In 1974, he developed classic architectural motifs, a compromise between the stillness of the interiors and the ongoing disintegration of destruction. The subject here is light, its ability to guide the eye, the movement's vision and the constant movement and fluid look.
In the 1980s, there was preponderance of the mirror as object-own furniture to accommodate the reflections, possibly combined with other materials like Celotex, painted wood and Formica.
In 1984 and 1985, he used painted wood and remained very active. This design occupies a central place in his creative process.
In the 1990s, Artschwager made a series of sculptures in the form of shipping crates that further blur the distinctions between functional objects and art.
In 2003, Richard took part in the exhibition at Gagosian Gallery in London. His last exhibition took place at Gagosian Gallery in Rome in 2012.
The artist’s late-career work alluded to current political issues through the appropriation or depiction of mass media imagery, such as in his portraits of George W. Bush and Trent Lott.
Artschwager was best known for what he called his "Blps", abstract lozenge forms, shaped like the uprights in an exclamation point and usually black.
One of the most famous Richard's works is "Table and Chair" (1963–1964), a pair of laminate-covered blocks, that serve dually as representations of furniture and functional objects.
His works are kept in different museums all over the world, including the Museum of Modern Art in New York, Art Institute of Chicago, Museum für Moderne Kunst in Frankfurt and others.
Artschwager’s work has been the subject of numerous important exhibitions, such as at the Whitney Museum of American Art in New York and at the Centre Pompidou in Paris.
Quotations: "Sculpture is for the touch, painting is for the eye.
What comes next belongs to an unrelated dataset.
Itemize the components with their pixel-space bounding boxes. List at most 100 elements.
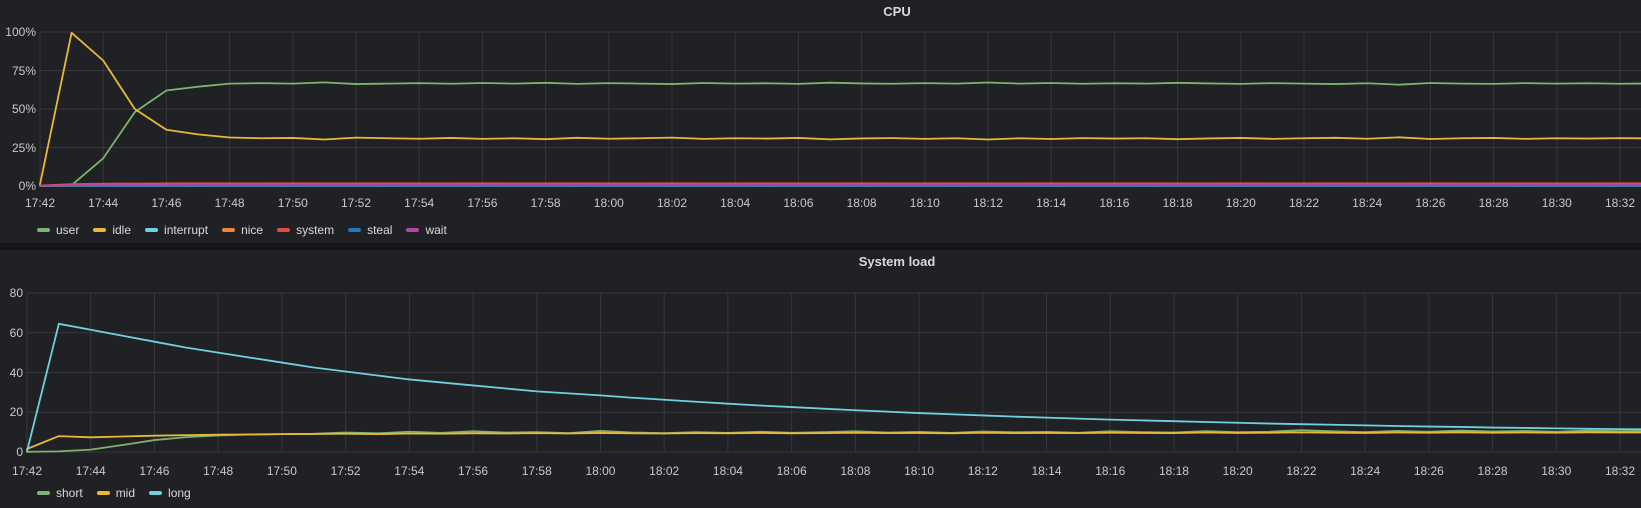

I wanted to make a sculpture for the eye and a painting for the touch."
Richard married Elfriede Wejmelka in 1947. The couple had one child. Some time later, in 1971, they divorced. One year after divorce with Elfriede Wejmelka, Artschwager married Catherine Kord. But soon, in 1989, the couple divorced.
Molly O'Gorman was Richard's third wife, with whom he had two children.
In 1995, Artschwager married Ann Sebring.